- Born: 10 February 1982 (age 43) Cambridge, England
- Conviction: Fraudulent trading

= Peter Francis-Macrae =

Peter Clifford "Weaselboy" Francis-Macrae (born 10 February 1982, in Cambridge) is an English spammer found guilty of two counts of fraudulent trading, one of concealing criminal property, two of making threats to kill, one charge of threatening to destroy or damage property and one count of blackmail. He was running his own internet business from his father's home in St Neots, Cambridgeshire, most recent accounts filed at Companies House showed his business had a turnover of £49,000.

Macrae had been operating various Internet based businesses since 1998, starting with an offer made on several USENET groups for an automatic e-mail sending program (Macrae has since denied being the poster of the messages). Among the businesses he founded were the Internet service providers True Hosting, Expert Hosting and Dot Com Avenue. These businesses promised unrealistic up-times, when in fact they were frequently unavailable. When working with customers, Macrae used a number of aliases, most notably 'David Jarvis', and would claim to be persons from various departments of the companies; in fact, however, Macrae's businesses were operated solely by Macrae himself.
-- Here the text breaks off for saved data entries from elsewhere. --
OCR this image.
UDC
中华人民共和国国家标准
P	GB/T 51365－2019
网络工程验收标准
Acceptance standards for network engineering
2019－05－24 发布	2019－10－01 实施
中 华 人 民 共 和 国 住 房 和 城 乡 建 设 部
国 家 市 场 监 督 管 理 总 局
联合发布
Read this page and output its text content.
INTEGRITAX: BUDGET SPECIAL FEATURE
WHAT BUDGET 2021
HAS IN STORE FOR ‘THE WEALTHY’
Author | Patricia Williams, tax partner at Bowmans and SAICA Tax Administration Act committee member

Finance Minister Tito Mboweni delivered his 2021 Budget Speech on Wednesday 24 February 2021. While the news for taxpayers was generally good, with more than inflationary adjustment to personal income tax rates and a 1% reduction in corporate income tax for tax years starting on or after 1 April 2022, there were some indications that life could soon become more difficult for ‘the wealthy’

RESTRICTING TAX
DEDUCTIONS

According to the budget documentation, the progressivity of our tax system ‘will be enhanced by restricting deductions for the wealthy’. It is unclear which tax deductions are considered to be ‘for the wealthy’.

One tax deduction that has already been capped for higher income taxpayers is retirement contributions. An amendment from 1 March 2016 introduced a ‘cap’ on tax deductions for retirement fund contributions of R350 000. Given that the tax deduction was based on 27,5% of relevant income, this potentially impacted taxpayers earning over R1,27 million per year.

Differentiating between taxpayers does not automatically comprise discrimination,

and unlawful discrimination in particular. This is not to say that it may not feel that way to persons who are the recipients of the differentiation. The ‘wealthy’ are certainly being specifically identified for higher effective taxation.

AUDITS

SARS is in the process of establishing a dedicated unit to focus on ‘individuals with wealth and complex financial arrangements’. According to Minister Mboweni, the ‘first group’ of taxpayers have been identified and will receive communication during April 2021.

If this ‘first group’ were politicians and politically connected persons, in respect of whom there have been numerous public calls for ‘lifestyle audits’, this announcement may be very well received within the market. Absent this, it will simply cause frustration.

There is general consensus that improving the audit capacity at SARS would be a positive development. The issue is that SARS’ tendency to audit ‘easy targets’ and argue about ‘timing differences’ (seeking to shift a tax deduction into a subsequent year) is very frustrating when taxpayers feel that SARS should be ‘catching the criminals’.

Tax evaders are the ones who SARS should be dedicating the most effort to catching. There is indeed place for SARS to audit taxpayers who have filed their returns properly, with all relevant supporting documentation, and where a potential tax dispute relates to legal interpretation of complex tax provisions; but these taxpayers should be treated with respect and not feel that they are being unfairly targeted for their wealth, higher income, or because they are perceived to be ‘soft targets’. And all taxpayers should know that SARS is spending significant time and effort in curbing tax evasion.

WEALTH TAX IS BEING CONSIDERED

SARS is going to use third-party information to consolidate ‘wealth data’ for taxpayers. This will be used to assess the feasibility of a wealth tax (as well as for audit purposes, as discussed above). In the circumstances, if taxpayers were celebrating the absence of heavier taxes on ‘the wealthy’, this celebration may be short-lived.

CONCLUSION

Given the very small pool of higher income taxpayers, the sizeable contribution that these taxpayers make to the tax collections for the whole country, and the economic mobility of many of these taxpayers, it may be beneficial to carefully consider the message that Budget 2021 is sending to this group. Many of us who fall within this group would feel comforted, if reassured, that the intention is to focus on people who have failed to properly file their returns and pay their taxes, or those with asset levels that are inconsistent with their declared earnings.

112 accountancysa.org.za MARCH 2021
It was during his time running True Hosting that he earned the nickname 'Weaselboy' from an irate customer, whom Macrae had continued billing for web hosting after she had tried repeatedly to cancel services.

Under the business name EU Registry Services, Macrae had offered thousands of e-mail and website names in the .eu Top Level Domain when he had no right to do so. When Nominet warned him about his activities, he threatened to attack their servers. He was accused of his activities in 2004, and on 16 November 2005 it was announced in the press that Macrae had been sentenced to jail for six years.

In February 2006 he was found guilty of threatening to kill police officers and blow up the Cambridgeshire force's headquarters in a letter to his solicitor from his prison cell. Judge Nicholas Coleman said: "I am deeply concerned about what this man claims he is going to do on his release."

He ordered Francis-Macrae undergo psychiatric reports before sentencing.

In June 2006 he was given an additional 12 months sentence for making threats against the police,
and made subject to an ASBO.

In October 2006, Peterborough Crown Court was told that the Crown Prosecution Service is attempting to seek out and confiscate more than £1 million. Francis-Macrae disrupted the hearing by screaming "I’m innocent", "this is a sham," and "al-Qaeda", repeatedly as loud as he could.

In February 2008 he was ordered to pay back £562,000 or face an additional 3 years in jail. Police had traced a Harrods Safe deposit box belonging to him, but all it contained were bricks, a mocking handwritten note with a smiley face and ten pounds.

While Macrae has been accused of several other illegal or illegitimate practices, including spamming and sending false letters under other ISPs' names to clients of said companies claiming that services were to be transferred to another company (owned by Macrae), the full extent of his actions are not known to the authorities.